CAPULET. — Toutes les choses que nous avions ordonnées pour la joie, changeant d’office, prendront un caractère funèbre ; nos instruments sont changés en cloches mélancoliques, notre fêté nuptiale devient une triste fête des funérailles ; nos hymnes solennels sont changés en sombres glas de mort, nos fleurs de fiançailles vont servir pour un ensevelissement, et toutes choses sont transformées en leurs contraires.

LE FRÈRE LAURENT. — Rentrez, Messire, — et vous, Madame, rentrez avec lui ; — allez, vous aussi, Messire Paris ; — que chacun se prépare à suivre ce beau corps, à son tombeau : les cieux vous regardent avec courroux pour quelque péché ; ne les irritez pas davantage en contrariant leur-souveraine volonté. (Sortent Capulet, Madonna Capulet, Paris et le Frère.)
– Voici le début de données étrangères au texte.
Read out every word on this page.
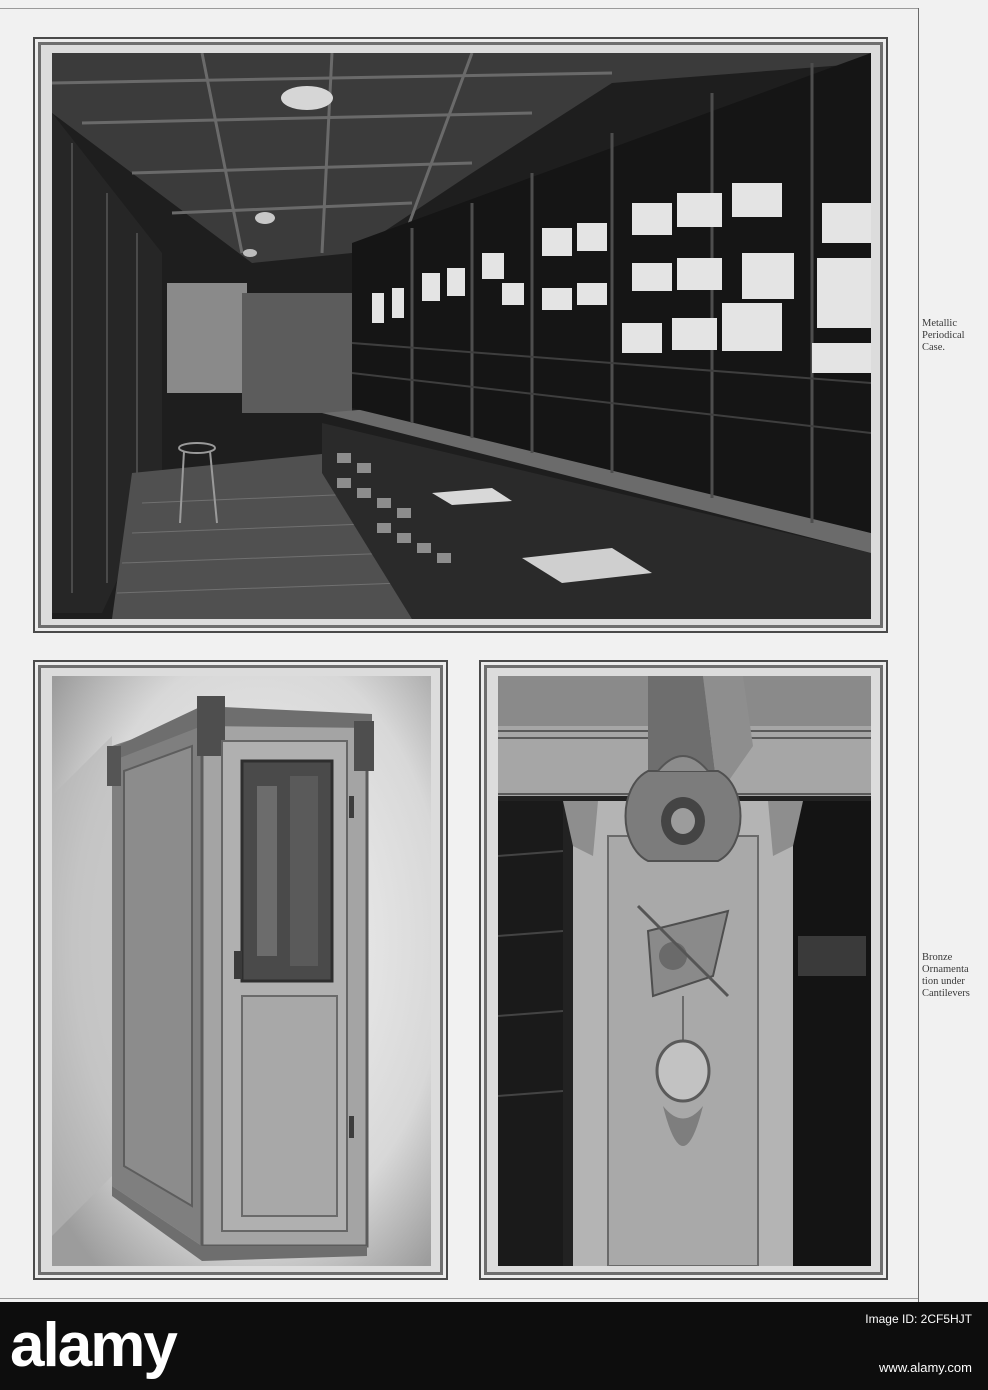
Metallic
Periodical
Case.
Bronze
Ornamenta
tion under
Cantilevers
alamy	Image ID: 2CF5HJT
www.alamy.com
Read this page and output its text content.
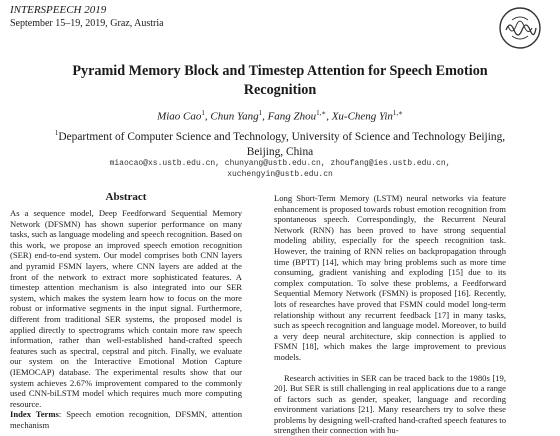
INTERSPEECH 2019
September 15–19, 2019, Graz, Austria
Pyramid Memory Block and Timestep Attention for Speech Emotion
Recognition
Miao Cao$^1$, Chun Yang$^1$, Fang Zhou$^{1,∗}$, Xu-Cheng Yin$^{1,∗}$
$^1$Department of Computer Science and Technology, University of Science and Technology Beijing,
Beijing, China
miaocao@xs.ustb.edu.cn, chunyang@ustb.edu.cn, zhoufang@ies.ustb.edu.cn,
xuchengyin@ustb.edu.cn
Abstract

As a sequence model, Deep Feedforward Sequential Memory Network (DFSMN) has shown superior performance on many tasks, such as language modeling and speech recognition. Based on this work, we propose an improved speech emotion recognition (SER) end-to-end system. Our model comprises both CNN layers and pyramid FSMN layers, where CNN layers are added at the front of the network to extract more sophisticated features. A timestep attention mechanism is also integrated into our SER system, which makes the system learn how to focus on the more robust or informative segments in the input signal. Furthermore, different from traditional SER systems, the proposed model is applied directly to spectrograms which contain more raw speech information, rather than well-established hand-crafted speech features such as spectral, cepstral and pitch. Finally, we evaluate our system on the Interactive Emotional Motion Capture (IEMOCAP) database. The experimental results show that our system achieves 2.67% improvement compared to the commonly used CNN-biLSTM model which requires much more computing resource.

Index Terms: Speech emotion recognition, DFSMN, attention mechanism

Long Short-Term Memory (LSTM) neural networks via feature enhancement is proposed towards robust emotion recognition from spontaneous speech. Correspondingly, the Recurrent Neural Network (RNN) has been proved to have strong sequential modeling ability, especially for the speech recognition task. However, the training of RNN relies on backpropagation through time (BPTT) [14], which may bring problems such as more time consuming, gradient vanishing and exploding [15] due to its complex computation. To solve these problems, a Feedforward Sequential Memory Network (FSMN) is proposed [16]. Recently, lots of researches have proved that FSMN could model long-term relationship without any recurrent feedback [17] in many tasks, such as speech recognition and language model. Moreover, to build a very deep neural architecture, skip connection is applied to FSMN [18], which makes the large improvement to previous models.

Research activities in SER can be traced back to the 1980s [19, 20]. But SER is still challenging in real applications due to a range of factors such as gender, speaker, language and recording environment variations [21]. Many researchers try to solve these problems by designing well-crafted hand-crafted speech features to strengthen their connection with hu-
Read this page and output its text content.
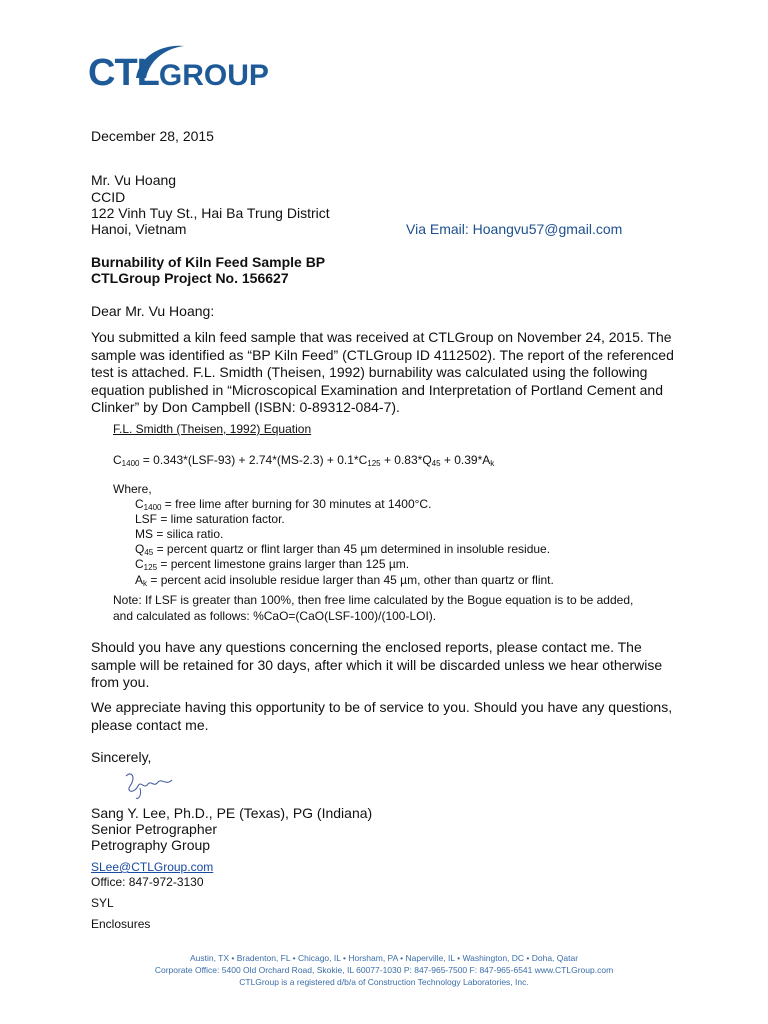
CTLGROUP
December 28, 2015
Mr. Vu Hoang
CCID
122 Vinh Tuy St., Hai Ba Trung District
Hanoi, Vietnam	Via Email: Hoangvu57@gmail.com
Burnability of Kiln Feed Sample BP
CTLGroup Project No. 156627
Dear Mr. Vu Hoang:
You submitted a kiln feed sample that was received at CTLGroup on November 24, 2015. The sample was identified as “BP Kiln Feed” (CTLGroup ID 4112502). The report of the referenced test is attached. F.L. Smidth (Theisen, 1992) burnability was calculated using the following equation published in “Microscopical Examination and Interpretation of Portland Cement and Clinker” by Don Campbell (ISBN: 0-89312-084-7).
F.L. Smidth (Theisen, 1992) Equation
$C_{1400} = 0.343*(LSF-93) + 2.74*(MS-2.3) + 0.1*C_{125} + 0.83*Q_{45} + 0.39*A_k$
Where,
$C_{1400}$ = free lime after burning for 30 minutes at 1400°C.
LSF = lime saturation factor.
MS = silica ratio.
$Q_{45}$ = percent quartz or flint larger than 45 µm determined in insoluble residue.
$C_{125}$ = percent limestone grains larger than 125 µm.
$A_k$ = percent acid insoluble residue larger than 45 µm, other than quartz or flint.
Note: If LSF is greater than 100%, then free lime calculated by the Bogue equation is to be added,
and calculated as follows: %CaO=(CaO(LSF-100)/(100-LOI).
Should you have any questions concerning the enclosed reports, please contact me. The sample will be retained for 30 days, after which it will be discarded unless we hear otherwise from you.
We appreciate having this opportunity to be of service to you. Should you have any questions, please contact me.
Sincerely,
Sang Y. Lee, Ph.D., PE (Texas), PG (Indiana)
Senior Petrographer
Petrography Group
SLee@CTLGroup.com
Office: 847-972-3130
SYL
Enclosures
Austin, TX • Bradenton, FL • Chicago, IL • Horsham, PA • Naperville, IL • Washington, DC • Doha, Qatar
Corporate Office: 5400 Old Orchard Road, Skokie, IL 60077-1030 P: 847-965-7500 F: 847-965-6541 www.CTLGroup.com
CTLGroup is a registered d/b/a of Construction Technology Laboratories, Inc.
PREMIER MUSICIEN. — Sur ma foi, nous pouvons fermer nos flûtes dans leurs étuis, et partir.

LA NOURRICE. — Mes honnêtes braves garçons, oui fermez-les, fermez-les ; car vous le voyez, les choses sont dans un triste état. (Elle sort.)

PREMIER MUSICIEN. — Oui, sur ma foi, les choses auraient fort besoin d’être raccommodées.

Entre PIERRE.

PIERRE. — Musiciens, holà, musiciens : l’air de gaieté du cœur, s’il vous plaît, gaieté du cœur ; si vous voulez que je revive, jouez-moi gaieté du cœur.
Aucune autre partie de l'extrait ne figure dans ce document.